Por Soledad Moyano (Fragmento)

Te someten a un régimen (un tratamiento), quieren reinsertarte y terminan haciéndote mucho más mierda de lo que sos. Ahí te das cuenta que odias a la maldita policía. Los continuos verdugueos, el altoparlante, el barroteo, el recuento, el enyugue, el pararse a golpear la burbuja y que te ignoren, siempre lo mismo…

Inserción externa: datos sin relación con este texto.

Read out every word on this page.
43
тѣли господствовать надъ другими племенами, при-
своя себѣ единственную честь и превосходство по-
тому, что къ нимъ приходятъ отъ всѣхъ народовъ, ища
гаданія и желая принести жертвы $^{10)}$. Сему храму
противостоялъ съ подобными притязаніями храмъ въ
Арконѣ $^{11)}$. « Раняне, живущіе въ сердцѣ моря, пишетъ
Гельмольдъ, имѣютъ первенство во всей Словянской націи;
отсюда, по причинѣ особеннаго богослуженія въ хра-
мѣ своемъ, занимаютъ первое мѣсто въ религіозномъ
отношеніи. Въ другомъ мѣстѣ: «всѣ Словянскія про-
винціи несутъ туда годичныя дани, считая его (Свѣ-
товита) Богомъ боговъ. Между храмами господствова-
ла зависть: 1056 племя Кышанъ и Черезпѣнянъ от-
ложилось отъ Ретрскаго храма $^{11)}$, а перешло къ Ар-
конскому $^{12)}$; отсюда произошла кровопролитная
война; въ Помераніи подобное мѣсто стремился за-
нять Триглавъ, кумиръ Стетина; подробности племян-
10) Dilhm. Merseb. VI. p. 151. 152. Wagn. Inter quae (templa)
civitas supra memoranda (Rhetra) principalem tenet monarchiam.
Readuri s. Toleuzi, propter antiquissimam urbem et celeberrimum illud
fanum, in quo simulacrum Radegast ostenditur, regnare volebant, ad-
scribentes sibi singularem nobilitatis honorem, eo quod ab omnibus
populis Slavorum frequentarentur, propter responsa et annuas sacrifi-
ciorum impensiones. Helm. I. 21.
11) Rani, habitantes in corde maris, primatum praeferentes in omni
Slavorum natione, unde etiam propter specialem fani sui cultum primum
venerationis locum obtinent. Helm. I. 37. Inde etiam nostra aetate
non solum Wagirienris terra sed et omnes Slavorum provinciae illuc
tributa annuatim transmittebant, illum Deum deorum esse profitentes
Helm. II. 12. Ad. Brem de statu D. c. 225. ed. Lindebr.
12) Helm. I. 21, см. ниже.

“Ya va, aguantá, si golpeás de nuevo te hago un informe”. La yuta ignora. No importa qué te está pasando, si estás triste, si tenés problema con tu familia, si pintó bondi con una compañera o si te sentís enferma… siempre tenés que esperar.

Entras y te falta todo, hasta que te acomodás, pasás por un desierto y la puta abstinencia te mata. Hasta que ambientás y te das cuenta que en la cárcel como en la calle, pinta todo. Pero está en vos ayudarte o seguir en la mierda. Algunas le mandamos tranqui buscando la calle, otras lamentablemente no se la bancan y siguen en su mambo para pasar los días lo mejor que pueden. Muchas no aguantaron y buscaron la peor solución para ellas, la muerte.

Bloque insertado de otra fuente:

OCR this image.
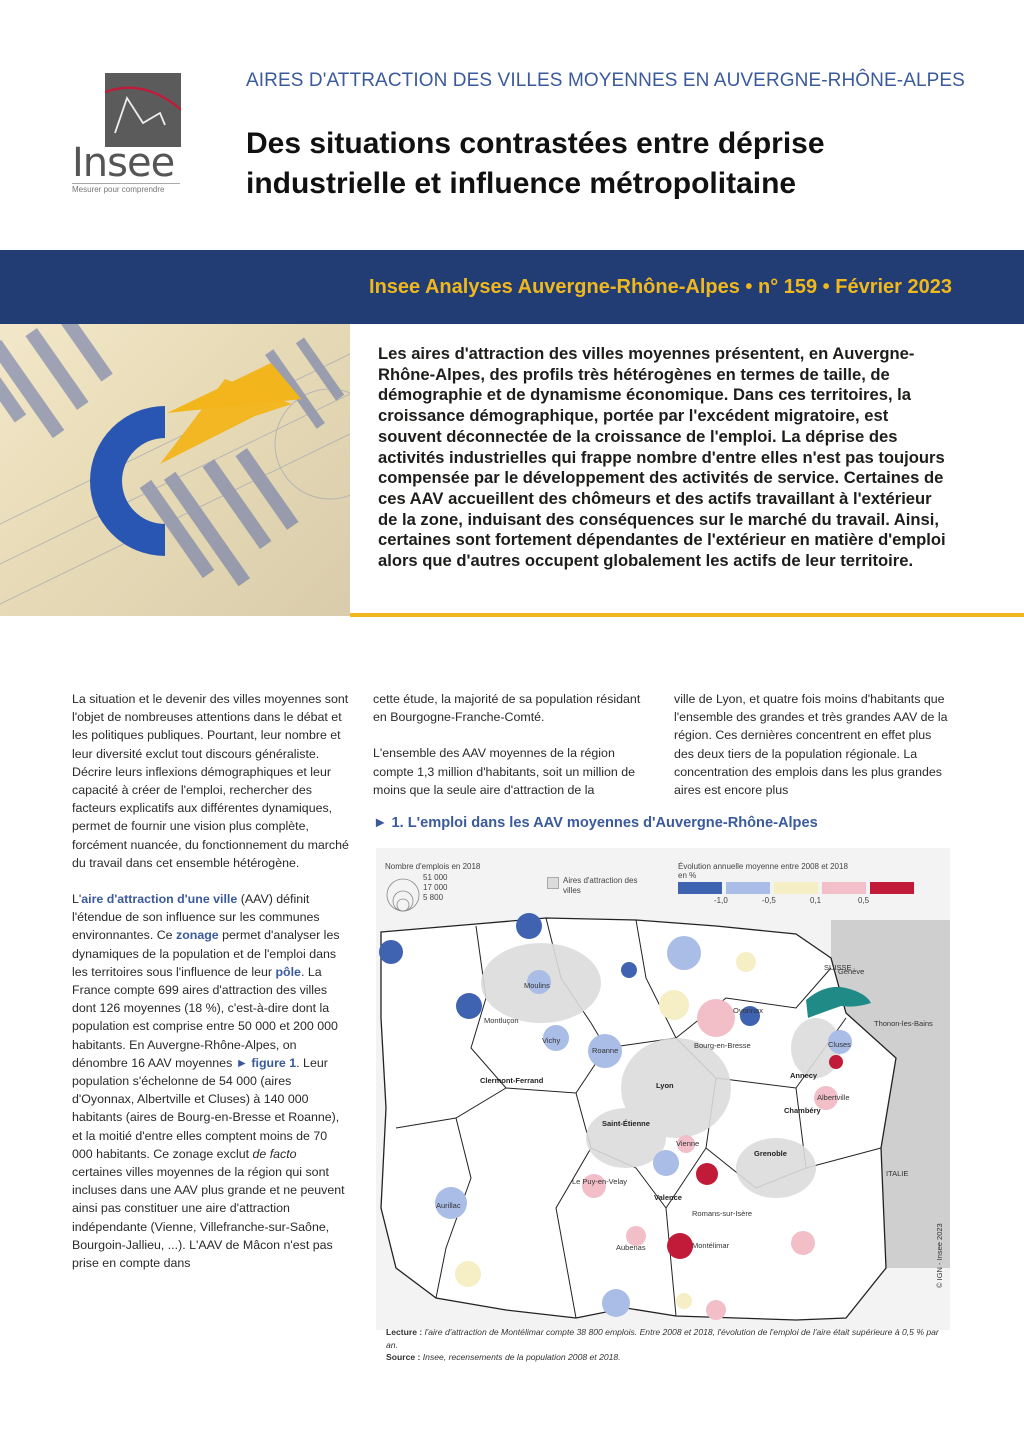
Insee
Mesurer pour comprendre
AIRES D'ATTRACTION DES VILLES MOYENNES EN AUVERGNE-RHÔNE-ALPES
Des situations contrastées entre déprise
industrielle et influence métropolitaine
Insee Analyses Auvergne-Rhône-Alpes • n° 159 • Février 2023
Les aires d'attraction des villes moyennes présentent, en Auvergne-Rhône-Alpes, des profils très hétérogènes en termes de taille, de démographie et de dynamisme économique. Dans ces territoires, la croissance démographique, portée par l'excédent migratoire, est souvent déconnectée de la croissance de l'emploi. La déprise des activités industrielles qui frappe nombre d'entre elles n'est pas toujours compensée par le développement des activités de service. Certaines de ces AAV accueillent des chômeurs et des actifs travaillant à l'extérieur de la zone, induisant des conséquences sur le marché du travail. Ainsi, certaines sont fortement dépendantes de l'extérieur en matière d'emploi alors que d'autres occupent globalement les actifs de leur territoire.

La situation et le devenir des villes moyennes sont l'objet de nombreuses attentions dans le débat et les politiques publiques. Pourtant, leur nombre et leur diversité exclut tout discours généraliste. Décrire leurs inflexions démographiques et leur capacité à créer de l'emploi, rechercher des facteurs explicatifs aux différentes dynamiques, permet de fournir une vision plus complète, forcément nuancée, du fonctionnement du marché du travail dans cet ensemble hétérogène.

L'aire d'attraction d'une ville (AAV) définit l'étendue de son influence sur les communes environnantes. Ce zonage permet d'analyser les dynamiques de la population et de l'emploi dans les territoires sous l'influence de leur pôle. La France compte 699 aires d'attraction des villes dont 126 moyennes (18 %), c'est-à-dire dont la population est comprise entre 50 000 et 200 000 habitants. En Auvergne-Rhône-Alpes, on dénombre 16 AAV moyennes ► figure 1. Leur population s'échelonne de 54 000 (aires d'Oyonnax, Albertville et Cluses) à 140 000 habitants (aires de Bourg-en-Bresse et Roanne), et la moitié d'entre elles comptent moins de 70 000 habitants. Ce zonage exclut de facto certaines villes moyennes de la région qui sont incluses dans une AAV plus grande et ne peuvent ainsi pas constituer une aire d'attraction indépendante (Vienne, Villefranche-sur-Saône, Bourgoin-Jallieu, ...). L'AAV de Mâcon n'est pas prise en compte dans

cette étude, la majorité de sa population résidant en Bourgogne-Franche-Comté.

L'ensemble des AAV moyennes de la région compte 1,3 million d'habitants, soit un million de moins que la seule aire d'attraction de la

ville de Lyon, et quatre fois moins d'habitants que l'ensemble des grandes et très grandes AAV de la région. Ces dernières concentrent en effet plus des deux tiers de la population régionale. La concentration des emplois dans les plus grandes aires est encore plus

► 1. L'emploi dans les AAV moyennes d'Auvergne-Rhône-Alpes
Moulins
Montluçon
Vichy
Roanne
Bourg-en-Bresse
Clermont-Ferrand
Lyon
Oyonnax
Annecy
Cluses
Albertville
Chambéry
Saint-Étienne
Vienne
Valence
Grenoble
Le Puy-en-Velay
Aurillac
Romans-sur-Isère
Aubenas	Montélimar
Thonon-les-Bains
Genève
SUISSE
ITALIE
© IGN - Insee 2023
Nombre d'emplois en 2018
51 000
17 000
5 800
Aires d'attraction des villes
Évolution annuelle moyenne entre 2008 et 2018
en %
-1,0	-0,5	0,1	0,5
Lecture : l'aire d'attraction de Montélimar compte 38 800 emplois. Entre 2008 et 2018, l'évolution de l'emploi de l'aire était supérieure à 0,5 % par an.
Source : Insee, recensements de la population 2008 et 2018.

Empieza el día 7:00 o 7:30, el altoparlante al grito de “recuento”. De ahí salís a trabajar, depende la fajina es el tiempo que tardas. Después tomás unos mates y te vas al cole, ese es el lugar que más amé, los profes son otra cosa. Salís del cole y volvés al puto pabellón. A media mañana hay otro recuento. Mediodía, el almuerzo, como digo siempre, parecemos huérfanas pidiendo la comida con un plato. A la siesta tipo 16:30 Hs. tenemos otro recuento, pasan y te enyugan (te encierran) y vuelve el ruido de los barrotes. Llega la tarde, 18:00 Hs., el altoparlante y la cobani gritando cena. 20:30 Hs. medicación. Te dan pepas como para que no jodás hasta el otro día. Te re mambean y no podés ni hablar con la familia. Otras toman algo tranqui como para poder dormir, pero la mayoría “se chupa”, como decimos adentro, entonces se olvidan un toque de los problemas. Algunas como yo, decidimos hacerla de cara y no seguimos el tratamiento con pastillas, te cuesta el doble porque la abstinencia y la ansiedad te matan, pero con el tiempo la piloteás.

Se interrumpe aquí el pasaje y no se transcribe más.